Journalists’ safety sidelined as elections loom in Honduras

By Ronnie Lovler

With more than 25 journalists killed in Honduras since a 2009 coup, human rights and media support activists are pushing for revamped security mechanisms for journalists in one of Latin America’s most violent countries

In late July, they submitted a revised proposal to President Porfirio Lobo, so he could forward it to the legislature after close to a year of internal wrangling. Since then, a stalling bureaucracy appears to have triumphed over efforts to stem violence against journalists in high risk cities like San Pedro Sula where organised crime and drug-trafficking run the show.

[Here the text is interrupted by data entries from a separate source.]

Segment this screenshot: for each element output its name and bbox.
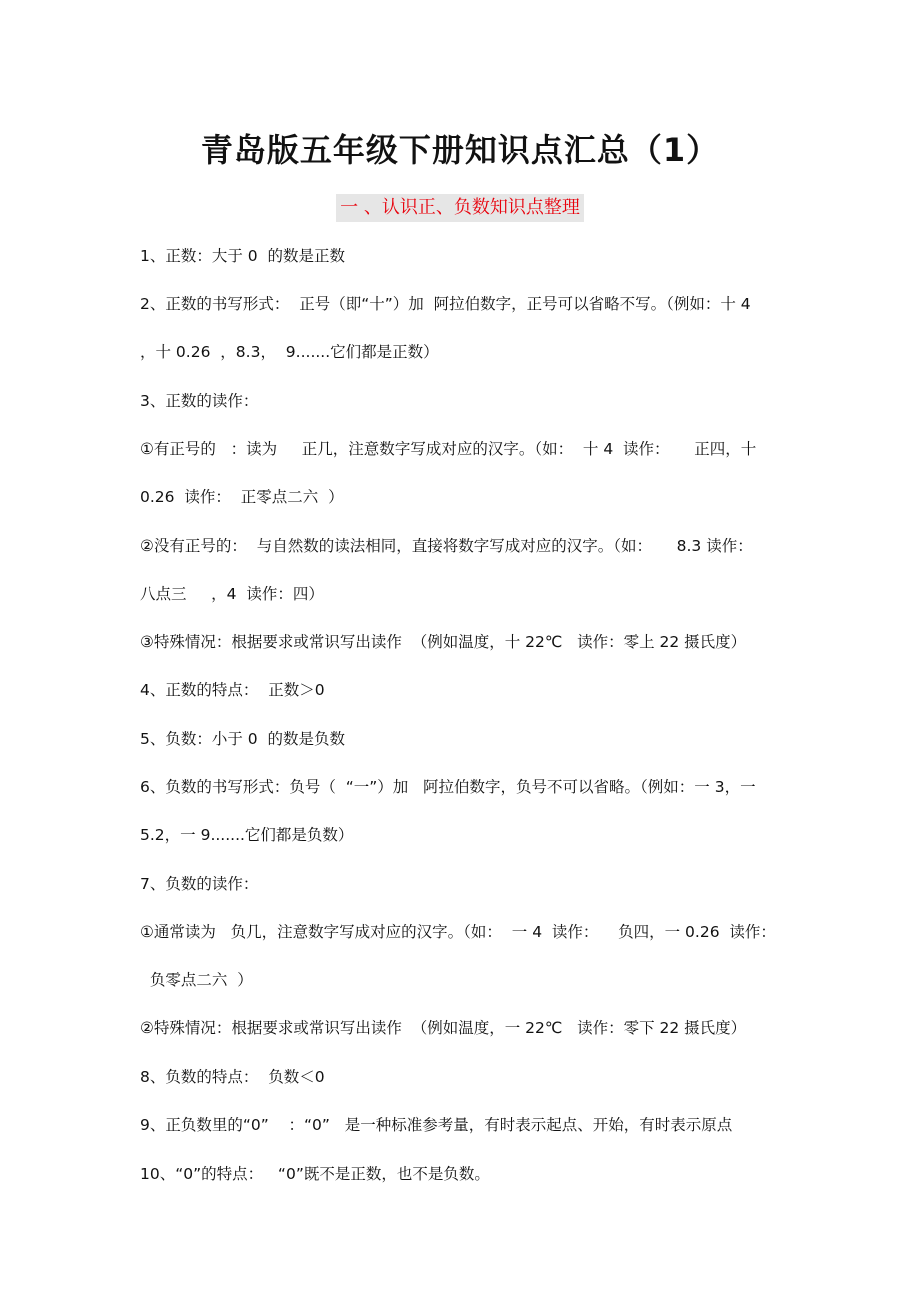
text-line: 0.26 读作： 正零点二六 ）	[140, 488, 344, 506]
text-line: ①有正号的 ：读为 正几，注意数字写成对应的汉字。（如： 十 4 读作： 正四，十	[140, 440, 757, 458]
text-line: 5.2，一 9.......它们都是负数）	[140, 826, 354, 844]
text-line: ③特殊情况：根据要求或常识写出读作 （例如温度，十 22℃ 读作：零上 22 摄氏度）	[140, 633, 747, 651]
text-line: 八点三 ，4 读作：四）	[140, 585, 324, 603]
page-title: 青岛版五年级下册知识点汇总（1）	[200, 131, 720, 169]
text-line: 2、正数的书写形式： 正号（即“十”）加 阿拉伯数字，正号可以省略不写。（例如：十 4	[140, 295, 751, 313]
text-line: 负零点二六 ）	[140, 971, 253, 989]
text-line: ②特殊情况：根据要求或常识写出读作 （例如温度，一 22℃ 读作：零下 22 摄氏度）	[140, 1019, 747, 1037]
section-heading-wrap	[0, 194, 920, 222]
text-line: ②没有正号的： 与自然数的读法相同，直接将数字写成对应的汉字。（如： 8.3 读作：	[140, 537, 753, 555]
section-heading: 一 、认识正、负数知识点整理	[336, 194, 584, 222]
text-line: 3、正数的读作：	[140, 392, 259, 410]
text-line: 1、正数：大于 0 的数是正数	[140, 247, 346, 265]
text-line: 10、“0”的特点： “0”既不是正数，也不是负数。	[140, 1165, 490, 1183]
text-line: ，十 0.26 ，8.3， 9.......它们都是正数）	[140, 343, 439, 361]
text-line: 5、负数：小于 0 的数是负数	[140, 730, 346, 748]
text-line: 4、正数的特点： 正数＞0	[140, 681, 325, 699]
text-line: ①通常读为 负几，注意数字写成对应的汉字。（如： 一 4 读作： 负四，一 0.26 读作：	[140, 923, 776, 941]
text-line: 6、负数的书写形式：负号（ “一”）加 阿拉伯数字，负号不可以省略。（例如：一 3，一	[140, 778, 756, 796]
text-line: 8、负数的特点： 负数＜0	[140, 1068, 325, 1086]
text-line: 7、负数的读作：	[140, 875, 259, 893]
text-line: 9、正负数里的“0” ：“0” 是一种标准参考量，有时表示起点、开始，有时表示原点	[140, 1116, 733, 1134]
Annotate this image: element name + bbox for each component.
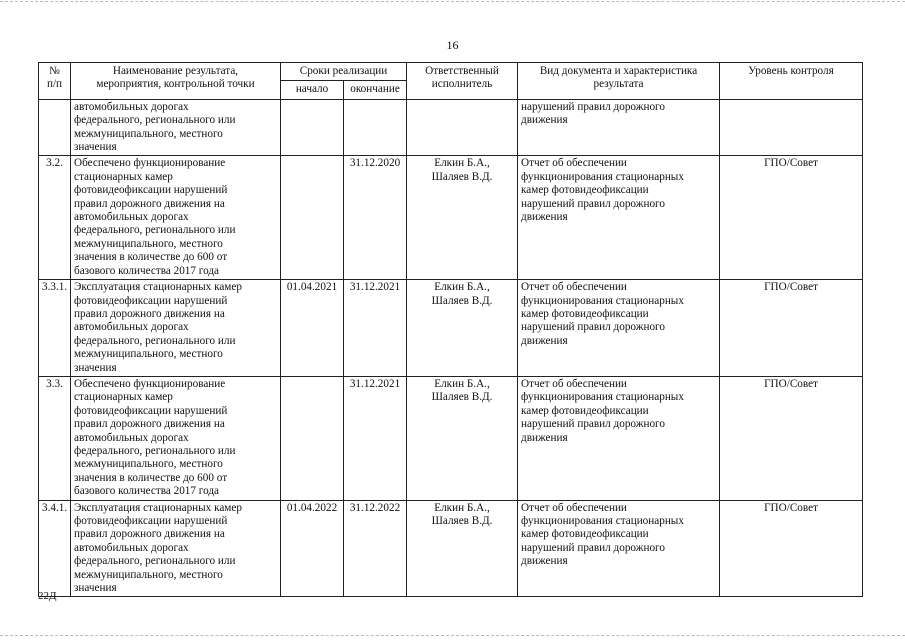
row-control-level: ГПО/Совет bbox=[720, 376, 863, 500]
row-name: Эксплуатация стационарных камер фотовидеофиксации нарушений правил дорожного движения на автомобильных дорогах федерального, регионального или межмуниципального, местного значения bbox=[71, 500, 281, 597]
header-end: окончание bbox=[344, 81, 407, 99]
top-scan-edge bbox=[0, 1, 905, 2]
row-document: Отчет об обеспечении функционирования стационарных камер фотовидеофиксации нарушений правил дорожного движения bbox=[518, 156, 720, 280]
row-control-level bbox=[720, 99, 863, 156]
row-number bbox=[39, 99, 71, 156]
header-num: № п/п bbox=[39, 63, 71, 100]
table-row bbox=[39, 156, 863, 280]
row-start-date bbox=[281, 156, 344, 280]
row-executor: Елкин Б.А., Шаляев В.Д. bbox=[407, 156, 518, 280]
row-number: 3.3.1. bbox=[39, 280, 71, 377]
header-start: начало bbox=[281, 81, 344, 99]
bottom-scan-edge bbox=[0, 635, 905, 636]
row-control-level: ГПО/Совет bbox=[720, 156, 863, 280]
row-end-date: 31.12.2021 bbox=[344, 280, 407, 377]
row-executor: Елкин Б.А., Шаляев В.Д. bbox=[407, 376, 518, 500]
header-terms: Сроки реализации bbox=[281, 63, 407, 81]
page-number: 16 bbox=[446, 38, 459, 52]
row-number: 3.3. bbox=[39, 376, 71, 500]
row-name: Обеспечено функционирование стационарных камер фотовидеофиксации нарушений правил дорожного движения на автомобильных дорогах федерального, регионального или межмуниципального, местного значения в количестве до 600 от базового количества 2017 года bbox=[71, 376, 281, 500]
table-body bbox=[39, 99, 863, 597]
row-end-date: 31.12.2020 bbox=[344, 156, 407, 280]
row-name: Обеспечено функционирование стационарных камер фотовидеофиксации нарушений правил дорожного движения на автомобильных дорогах федерального, регионального или межмуниципального, местного значения в количестве до 600 от базового количества 2017 года bbox=[71, 156, 281, 280]
plan-table bbox=[38, 62, 863, 597]
row-start-date bbox=[281, 99, 344, 156]
row-document: Отчет об обеспечении функционирования стационарных камер фотовидеофиксации нарушений правил дорожного движения bbox=[518, 500, 720, 597]
table-row bbox=[39, 376, 863, 500]
row-executor bbox=[407, 99, 518, 156]
table-row bbox=[39, 500, 863, 597]
header-level: Уровень контроля bbox=[720, 63, 863, 100]
row-document: Отчет об обеспечении функционирования стационарных камер фотовидеофиксации нарушений правил дорожного движения bbox=[518, 280, 720, 377]
row-start-date: 01.04.2022 bbox=[281, 500, 344, 597]
row-number: 3.2. bbox=[39, 156, 71, 280]
row-document: нарушений правил дорожного движения bbox=[518, 99, 720, 156]
row-control-level: ГПО/Совет bbox=[720, 280, 863, 377]
row-end-date bbox=[344, 99, 407, 156]
row-document: Отчет об обеспечении функционирования стационарных камер фотовидеофиксации нарушений правил дорожного движения bbox=[518, 376, 720, 500]
header-name: Наименование результата, мероприятия, контрольной точки bbox=[71, 63, 281, 100]
table-row bbox=[39, 99, 863, 156]
row-start-date: 01.04.2021 bbox=[281, 280, 344, 377]
row-executor: Елкин Б.А., Шаляев В.Д. bbox=[407, 280, 518, 377]
row-name: автомобильных дорогах федерального, регионального или межмуниципального, местного значения bbox=[71, 99, 281, 156]
row-end-date: 31.12.2021 bbox=[344, 376, 407, 500]
header-doc: Вид документа и характеристика результата bbox=[518, 63, 720, 100]
footer-code: 22Д bbox=[38, 590, 57, 602]
row-executor: Елкин Б.А., Шаляев В.Д. bbox=[407, 500, 518, 597]
row-number: 3.4.1. bbox=[39, 500, 71, 597]
header-row bbox=[39, 63, 863, 81]
row-start-date bbox=[281, 376, 344, 500]
row-name: Эксплуатация стационарных камер фотовидеофиксации нарушений правил дорожного движения на автомобильных дорогах федерального, регионального или межмуниципального, местного значения bbox=[71, 280, 281, 377]
header-executor: Ответственный исполнитель bbox=[407, 63, 518, 100]
row-control-level: ГПО/Совет bbox=[720, 500, 863, 597]
row-end-date: 31.12.2022 bbox=[344, 500, 407, 597]
table-row bbox=[39, 280, 863, 377]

Although a new state-run mechanism to protect journalists is sorely needed, legislation that would offer some guarantees of physical security to media workers keeps coming up against roadblocks.

Work to protect journalists stalled

The government announced in August 2012, that it would create a special entity for protecting journalists and solving the many murders of journalists; but so far, there has been more talk than action.

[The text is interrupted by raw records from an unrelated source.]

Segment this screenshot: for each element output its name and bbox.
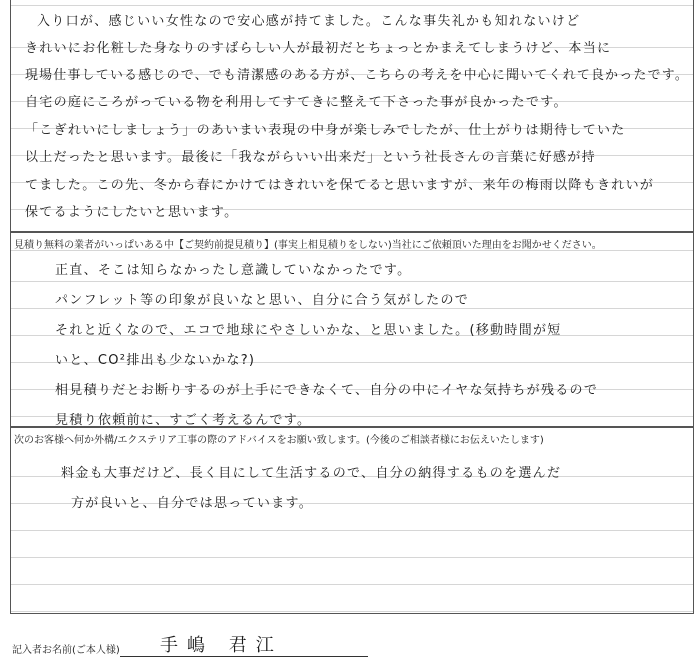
advice-line: 料金も大事だけど、長く目にして生活するので、自分の納得するものを選んだ	[61, 466, 562, 481]
signature-underline	[120, 656, 368, 657]
reason-line: 相見積りだとお断りするのが上手にできなくて、自分の中にイヤな気持ちが残るので	[55, 383, 599, 398]
comment-line: 自宅の庭にころがっている物を利用してすてきに整えて下さった事が良かったです。	[25, 95, 568, 110]
comment-line: 保てるようにしたいと思います。	[25, 205, 239, 220]
comment-line: 「こぎれいにしましょう」のあいまい表現の中身が楽しみでしたが、仕上がりは期待していた	[25, 123, 626, 138]
comment-line: 現場仕事している感じので、でも清潔感のある方が、こちらの考えを中心に聞いてくれて良かったです。	[25, 68, 690, 83]
reason-line: パンフレット等の印象が良いなと思い、自分に合う気がしたので	[55, 293, 470, 308]
comment-line: 入り口が、感じいい女性なので安心感が持てました。こんな事失礼かも知れないけど	[37, 14, 581, 29]
reason-line: 見積り依頼前に、すごく考えるんです。	[55, 413, 312, 427]
advice-question: 次のお客様へ何か外構/エクステリア工事の際のアドバイスをお願い致します。(今後のご相談者様にお伝えいたします)	[14, 435, 544, 446]
comment-line: きれいにお化粧した身なりのすばらしい人が最初だとちょっとかまえてしまうけど、本当に	[25, 41, 612, 56]
comment-line: てました。この先、冬から春にかけてはきれいを保てると思いますが、来年の梅雨以降もきれいが	[25, 178, 655, 193]
advice-section	[10, 427, 694, 614]
comment-section	[10, 0, 694, 232]
reason-question: 見積り無料の業者がいっぱいある中【ご契約前提見積り】(事実上相見積りをしない)当社にご依頼頂いた理由をお聞かせください。	[14, 240, 602, 251]
reason-line: いと、CO²排出も少ないかな?)	[55, 353, 256, 368]
signature-label: 記入者お名前(ご本人様)	[12, 645, 120, 656]
advice-line: 方が良いと、自分では思っています。	[71, 496, 314, 511]
comment-line: 以上だったと思います。最後に「我ながらいい出来だ」という社長さんの言葉に好感が持	[25, 150, 596, 165]
signature-name: 手嶋 君江	[160, 635, 283, 656]
reason-line: 正直、そこは知らなかったし意識していなかったです。	[55, 263, 412, 278]
reason-section	[10, 232, 694, 427]
reason-line: それと近くなので、エコで地球にやさしいかな、と思いました。(移動時間が短	[55, 323, 562, 338]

Long-time human rights activist Martha Savillón, now deputy minister for Human Rights told IMS bureaucratic complications regarding financing the bill have delayed implementation, even though a broad coalition of journalists, media support workers, civil society members and others drafted a proposal late in November 2012.

“Budgetary backing is important” …” because Congress cannot approve projects that require modifications to the budget or do not have an appropriation to back implementation,” she said.  Although the Honduran Finance Ministry has been asked to approve funding for the measure, as of late July, it had not responded to a funding request.

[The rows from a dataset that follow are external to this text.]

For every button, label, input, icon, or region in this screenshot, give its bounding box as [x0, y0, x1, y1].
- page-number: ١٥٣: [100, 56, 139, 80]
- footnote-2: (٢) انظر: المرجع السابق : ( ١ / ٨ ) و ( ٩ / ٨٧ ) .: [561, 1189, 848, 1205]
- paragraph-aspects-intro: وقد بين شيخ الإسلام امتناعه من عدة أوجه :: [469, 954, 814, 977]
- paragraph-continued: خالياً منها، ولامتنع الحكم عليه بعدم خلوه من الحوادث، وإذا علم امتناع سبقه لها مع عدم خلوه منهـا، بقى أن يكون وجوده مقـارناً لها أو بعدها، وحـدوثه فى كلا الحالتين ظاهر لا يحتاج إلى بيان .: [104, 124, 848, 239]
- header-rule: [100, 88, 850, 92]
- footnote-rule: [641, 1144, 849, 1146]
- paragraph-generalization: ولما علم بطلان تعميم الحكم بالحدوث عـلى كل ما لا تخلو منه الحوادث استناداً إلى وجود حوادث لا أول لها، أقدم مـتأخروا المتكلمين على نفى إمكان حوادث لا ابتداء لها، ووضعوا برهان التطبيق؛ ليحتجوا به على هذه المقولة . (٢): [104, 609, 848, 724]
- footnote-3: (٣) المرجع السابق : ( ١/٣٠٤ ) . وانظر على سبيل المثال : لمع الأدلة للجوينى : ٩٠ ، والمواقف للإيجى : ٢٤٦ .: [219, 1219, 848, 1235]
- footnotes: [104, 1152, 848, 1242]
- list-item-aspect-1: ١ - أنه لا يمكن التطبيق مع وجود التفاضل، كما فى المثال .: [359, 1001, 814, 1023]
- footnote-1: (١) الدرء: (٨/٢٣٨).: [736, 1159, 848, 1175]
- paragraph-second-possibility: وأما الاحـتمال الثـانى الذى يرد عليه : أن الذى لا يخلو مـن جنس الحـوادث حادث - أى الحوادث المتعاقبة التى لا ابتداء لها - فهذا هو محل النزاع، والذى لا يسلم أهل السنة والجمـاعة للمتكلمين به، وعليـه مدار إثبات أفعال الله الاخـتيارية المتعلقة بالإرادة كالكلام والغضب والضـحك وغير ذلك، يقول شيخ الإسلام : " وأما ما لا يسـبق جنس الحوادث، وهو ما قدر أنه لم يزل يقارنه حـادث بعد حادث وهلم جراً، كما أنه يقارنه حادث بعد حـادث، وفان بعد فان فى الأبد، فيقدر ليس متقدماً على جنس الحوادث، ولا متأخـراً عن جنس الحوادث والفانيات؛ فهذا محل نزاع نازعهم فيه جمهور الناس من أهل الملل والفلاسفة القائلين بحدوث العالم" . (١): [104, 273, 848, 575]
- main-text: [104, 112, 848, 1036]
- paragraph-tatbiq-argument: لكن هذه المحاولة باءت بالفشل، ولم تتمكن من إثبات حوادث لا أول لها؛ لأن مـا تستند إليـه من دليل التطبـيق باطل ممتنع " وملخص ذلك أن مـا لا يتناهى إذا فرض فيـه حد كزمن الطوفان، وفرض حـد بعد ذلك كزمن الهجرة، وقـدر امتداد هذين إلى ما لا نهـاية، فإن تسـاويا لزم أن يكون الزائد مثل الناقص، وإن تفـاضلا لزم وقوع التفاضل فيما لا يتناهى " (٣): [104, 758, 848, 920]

“It’s a promise that was made to us a year ago and still the bill has not been sent to Congress,” said Thelma Mejia, head of a new investigative unit at the Honduran television network, Televicentro. “Every time a journalist is assassinated, threatened or intimated…this bill gets talked about. But nothing happens.”

A new state-supported mechanism would require a special police force to investigate and punish crimes against journalists, a difficult proposal at best with increasing scandals of internal corruption plaguing the Honduran security forces.

With presidential elections upcoming in November, it is likely that President Lobo will shy away from making any bold moves. Although he is not a candidate, his National Party standard bearer is running far behind frontrunner Xiomara Castro, wife of former President Manuel Zelaya, who was overthrown in 2009.

Attacks and intimidation lead to self-censorship

But while the politicians and bureaucrats act – or don’t act – Honduran journalists continue to face dangers on the job. In June, Aníbal Barrow, a leading morning talk show host was kidnapped. His dismembered and decapitated body was found on 9 July in the northern city of Villanueva.

About a week later, journalist Aldo Calderon who was investigating Barrow’s death was found dead, according to C-Libre, a coalition of journalists and citizens. An autopsy showed that Calderon was poisoned.

In another July incident reported by C-Libre, two unidentified assailants attacked journalist and television host Joel Coca. He said he fears he may be targeted again and is trying to leave Honduras.

“There is no security for anyone, and with the assassination of Barrow, we journalists need to be aware that we are in midst of high profile violence, where at any moment we can be a target,” Mejia said.

Jose Fernando Berrios, editor of El Heraldo, one of Honduras’s principal dailies, points to another problem – that journalists are afraid to report everything they learn because of the violence.

“Journalists feel intimidated and this is worrisome because it leads to self-censorship,” he said.

Taking action to protect the media

Journalists are not the only ones facing danger in Honduras, which has the world’s highest homicide rate, according to a 2011 United Nations report. San Pedro Sula in northwest Honduras, the city where journalist Barrow was kidnapped, ranks as the world’s most violent city, according to a Mexican think tank. (The study does not include cities in the Middle East). The murder rate there is 169 per 100,000 inhabitants, or three murders a day. Much of the violence is linked to organised crime.

What this means, of course, for organisations like IMS, concerned with providing support for local media around security issues is an increased need for action on behalf of journalists.

Specifically in Honduras, IMS has stepped up to the plate to provide financial and logistical support to a few Honduran journalists who have had to leave the country after receiving death threats

IMS, the World Association of Newspapers and News Publishers (WAN-IFRA), and the Open Society Foundation (OSF) are working closely with C-Libre and other journalists’ organisations to support press freedom.

IMS and the World Association of Radio Broadcasters (AMARC) presented a joint report to the Inter-American Commission on Human Rights about impunity and its impact on freedom of expression in Honduras in 2010.

More recently, IMS was one of nine signatories to an open letter to the United Nations Security Council on the protection of journalists, submitted in July.